By 1962, dozens of Luciano's associates in the drug trade have been arrested. The Italian authorities detain him and reveal they have discovered his smuggling scheme. Under immense stress, Luciano falls ill but seemingly recovers. Police tail him to the airport where he is to meet with a filmmaker writing a screenplay about his life, but he suffers a fatal heart attack and dies.

== Cast ==

- Gian Maria Volonté as Charles “Lucky” Luciano
- Charles Siragusa as himself, a U.S. narcotics agent
- Rod Steiger as Gene Giannini
- Edmond O'Brien as Harry J. Anslinger
- Vincent Gardenia as Colonel Charles Poletti
- Silverio Blasi as Italian Commissario
- Larry Gates as Judge William Bernard Herlands
- Magda Konopka as Contessa
- Dino Curcio as Don Ciccio
- Karin Petersen as Igea Lissoni
- Jacques Monod as French Commissioner
- Luigi Infantino as opera singer
- Carlo Mazzarella as radio journalist
- John Francis Lane as reporter in Naples
- P. M. Pasinetti as the narrator

Source:

== Style ==
Like Rosi's previous film The Mattei Affair, the film is presented in a docudrama style representing Rosi's notion of cine-inchieste (film investigation), avoiding the personal aspects of the biopic or gangster genre and focusing on the researched facts of Luciano's life and activities, and their broader implications.

== Production ==
Filming took place on-location in Genoa, Naples, Palermo and New York City. Studio scenes were shot at the Vides Cinematografica soundstages in Rome.

== Reception ==
In a retrospective review for The New Yorker, Michael Sragow wrote "It’s a peculiar political bio-pic. By casting Luciano’s real-life nemesis—the narcotics agent Charles Siragusa—as himself, Rosi hits on a docu-Brecht technique. The linchpin scenes dramatize Mob-government collusion that amounts to Mafiagate (both here and in Italy). In between come Siragusa’s bouts of edifying speechmaking—and his non-pro acting makes them oddly persuasive."

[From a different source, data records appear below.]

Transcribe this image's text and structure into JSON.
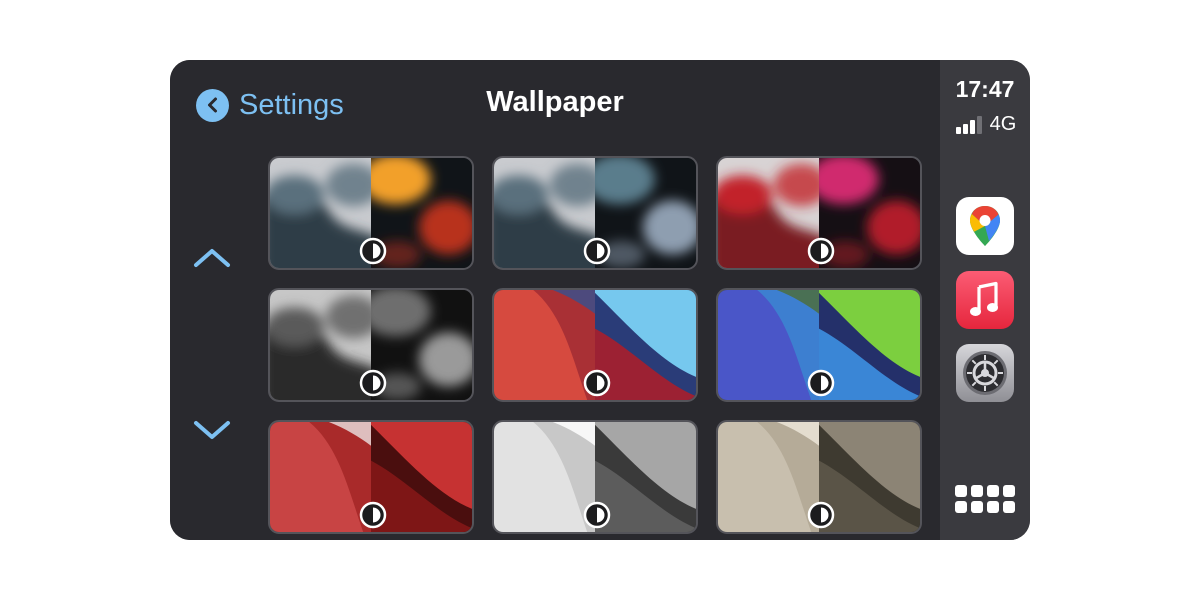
{
  "header": {
    "back_label": "Settings",
    "title": "Wallpaper"
  },
  "navigation": {
    "up_icon": "chevron-up-icon",
    "down_icon": "chevron-down-icon"
  },
  "status": {
    "time": "17:47",
    "network": "4G",
    "signal_bars_filled": 3,
    "signal_bars_total": 4
  },
  "dock": {
    "apps": [
      {
        "name": "Google Maps",
        "icon": "maps-pin-icon"
      },
      {
        "name": "Music",
        "icon": "music-note-icon"
      },
      {
        "name": "Settings",
        "icon": "gear-icon"
      }
    ],
    "app_grid_icon": "app-grid-icon"
  },
  "wallpapers": [
    {
      "style": "blob",
      "light": [
        "#c9cbcf",
        "#5a6f7d",
        "#2e3d47"
      ],
      "dark": [
        "#101418",
        "#f2a02a",
        "#b8301f"
      ]
    },
    {
      "style": "blob",
      "light": [
        "#c9cbcf",
        "#5a6f7d",
        "#2e3d47"
      ],
      "dark": [
        "#101418",
        "#5a7d8c",
        "#8e9eb0"
      ]
    },
    {
      "style": "blob",
      "light": [
        "#d8d3d4",
        "#c2242b",
        "#7a1a22"
      ],
      "dark": [
        "#150f14",
        "#d02a6e",
        "#b11f2a"
      ]
    },
    {
      "style": "blob",
      "light": [
        "#c7c7c7",
        "#5a5a5a",
        "#2c2c2c"
      ],
      "dark": [
        "#111111",
        "#6e6e6e",
        "#9a9a9a"
      ]
    },
    {
      "style": "wave",
      "light": [
        "#d64a3f",
        "#3d4f8a",
        "#a93035"
      ],
      "dark": [
        "#2a3c78",
        "#76c8ee",
        "#9c2133"
      ]
    },
    {
      "style": "wave",
      "light": [
        "#4a56c8",
        "#4c6d3e",
        "#3d7fd0"
      ],
      "dark": [
        "#24306a",
        "#7ccf3f",
        "#3a86d6"
      ]
    },
    {
      "style": "wave",
      "light": [
        "#c84444",
        "#e8d8d8",
        "#a92a2a"
      ],
      "dark": [
        "#4a0e0e",
        "#c63232",
        "#7e1616"
      ]
    },
    {
      "style": "wave",
      "light": [
        "#e2e2e2",
        "#ffffff",
        "#c8c8c8"
      ],
      "dark": [
        "#3a3a3a",
        "#a6a6a6",
        "#5c5c5c"
      ]
    },
    {
      "style": "wave",
      "light": [
        "#c8bfae",
        "#ece5d8",
        "#b5ab98"
      ],
      "dark": [
        "#3e3a30",
        "#8c8475",
        "#5a5447"
      ]
    }
  ]
}
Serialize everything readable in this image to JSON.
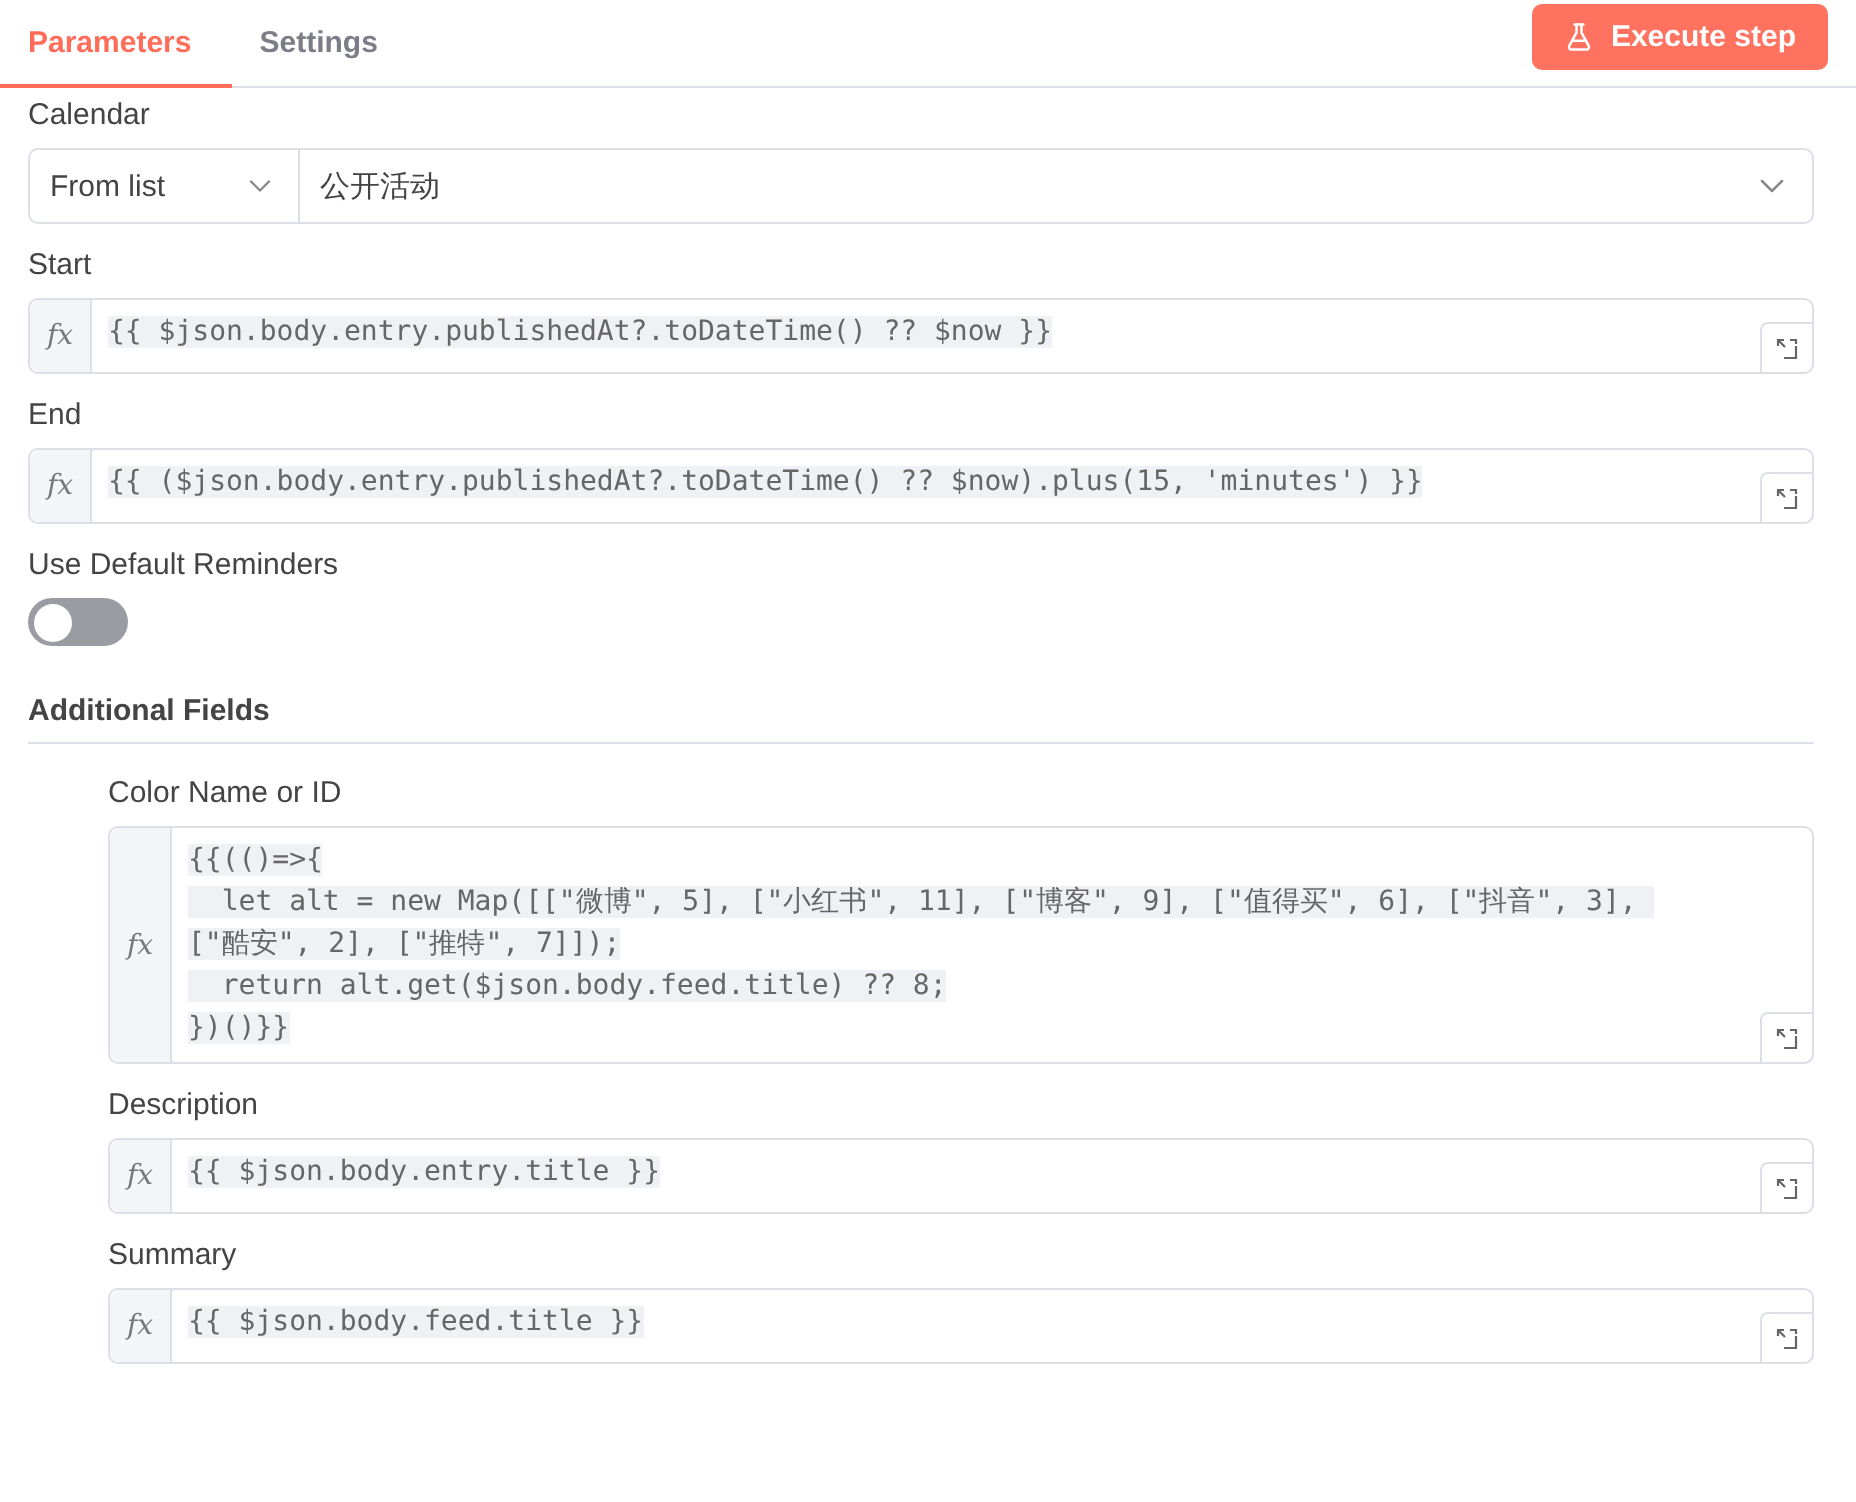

Derek Smith wrote for Slant Magazine, "While ostensibly a biopic, Lucky Luciano avoids the clear-eyed, paint-by-numbers approach we’ve come to expect from modern entries in the genre. Rosi displays little to no interest in the rise-and-fall narrative that could certainly be applied to the godfather of the American mafia or any oversimplified psychological analysis about the famed mobster. Luciano, played with stoic immutability by Gian Maria Volontè, is instead presented as something of a cipher, whose main function is as the primary link between America and Italy in the immediate aftermath of WWI, helping both sides to exploit black markets in mutually beneficial ways."

=== Accolades ===

| Ceremony | Category | Recipient | Result |
|---|---|---|---|
| 1974 Nastro d'Argento | Best Cinematography | Pasqualino De Santis | Nominated |
| 1974 Valladolid International Film Festival | Best Film | Francesco Rosi | Nominated |
| 1975 Turkish Film Critics Association Awards | Best Foreign Film | —N/a | Won |

Lucky Luciano was shown as part of the Cannes Classics section of the 2013 Cannes Film Festival.